Tuesday, January 31, 2006

AT&T's Whitacre Rides Again 

In yesterday's Financial Times: AT&T chief warns on Internet cost:

Ed Whitacre, AT&T’s chairman and chief executive, warned on Monday that internet content providers that wanted to use broadband networks to deliver high-quality services such as movie downloads to their customers would have to pay for the service or face the prospect that new investment in high speed networks “will dry up.”

“We have to figure out who pays for this bigger and bigger IP network,” said Mr Whitacre, who was in New York ahead of AT&T’s annual presentation to investors and analysts on Tuesday. “We have to show a return on our investments.”

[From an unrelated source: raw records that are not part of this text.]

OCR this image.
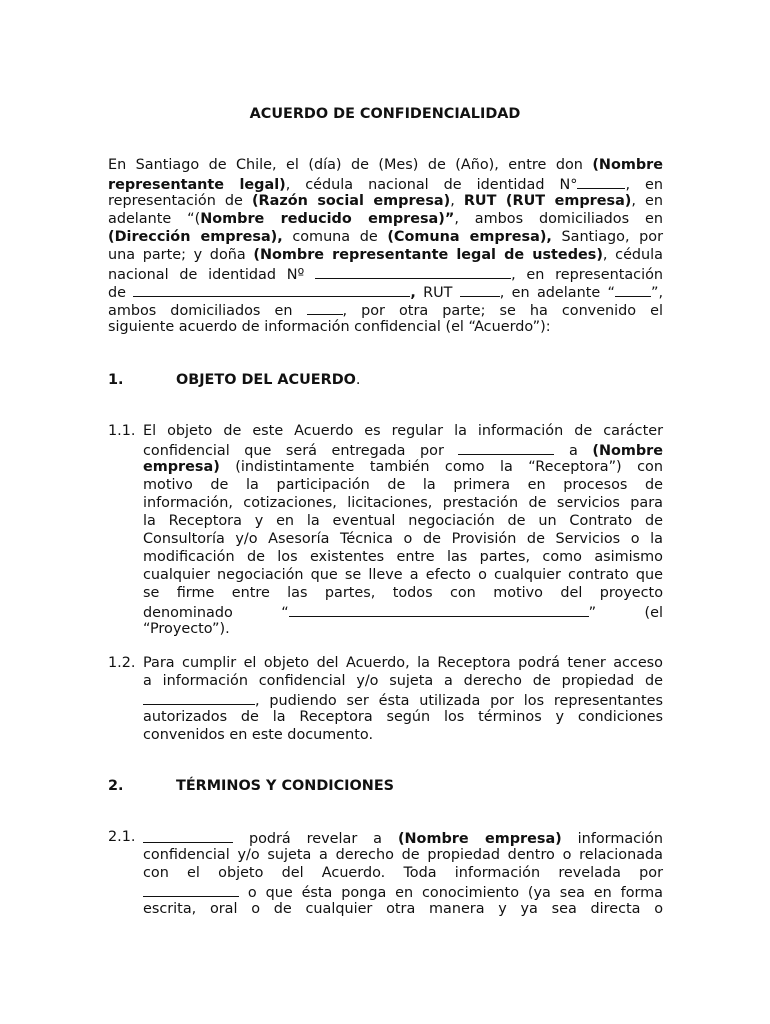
ACUERDO DE CONFIDENCIALIDAD
En Santiago de Chile, el (día) de (Mes) de (Año), entre don (Nombre
representante legal), cédula nacional de identidad N°	, en
representación de (Razón social empresa), RUT (RUT empresa), en
adelante “(Nombre reducido empresa)”, ambos domiciliados en
(Dirección empresa), comuna de (Comuna empresa), Santiago, por
una parte; y doña (Nombre representante legal de ustedes), cédula
nacional de identidad Nº	, en representación
de	, RUT	, en adelante “	”,
ambos domiciliados en	, por otra parte; se ha convenido el
siguiente acuerdo de información confidencial (el “Acuerdo”):
1.	OBJETO DEL ACUERDO.
1.1. El objeto de este Acuerdo es regular la información de carácter
confidencial que será entregada por	a (Nombre
empresa) (indistintamente también como la “Receptora”) con
motivo de la participación de la primera en procesos de
información, cotizaciones, licitaciones, prestación de servicios para
la Receptora y en la eventual negociación de un Contrato de
Consultoría y/o Asesoría Técnica o de Provisión de Servicios o la
modificación de los existentes entre las partes, como asimismo
cualquier negociación que se lleve a efecto o cualquier contrato que
se firme entre las partes, todos con motivo del proyecto
denominado	“	”	(el
“Proyecto”).
1.2. Para cumplir el objeto del Acuerdo, la Receptora podrá tener acceso
a información confidencial y/o sujeta a derecho de propiedad de
, pudiendo ser ésta utilizada por los representantes
autorizados de la Receptora según los términos y condiciones
convenidos en este documento.
2.	TÉRMINOS Y CONDICIONES
2.1.	podrá revelar a (Nombre empresa) información
confidencial y/o sujeta a derecho de propiedad dentro o relacionada
con el objeto del Acuerdo. Toda información revelada por
o que ésta ponga en conocimiento (ya sea en forma
escrita, oral o de cualquier otra manera y ya sea directa o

“I think the content providers should be paying for the use of the network – obviously not the piece from the customer to the network, which has already been paid for by the customer in Internet access fees – but for accessing the so-called Internet cloud.”
Ok, Ed has learned something since his last statement - he has been told not to blame his customers, so he is turning around blaming the other side.

I always thought the customers are paying and Internet is end-to-end. IMHO a content provider is also a customer somewhere to an ISP. Content providers are not connected to the "so-called" Inrernet cloud by magic.

The traffic is assymetric? Ok, this is the problem between AT&T and the other ISP, and I also assume AT&T is serviing some content providers having customers in other networks.

Consider Walmart blaming customers buying too much.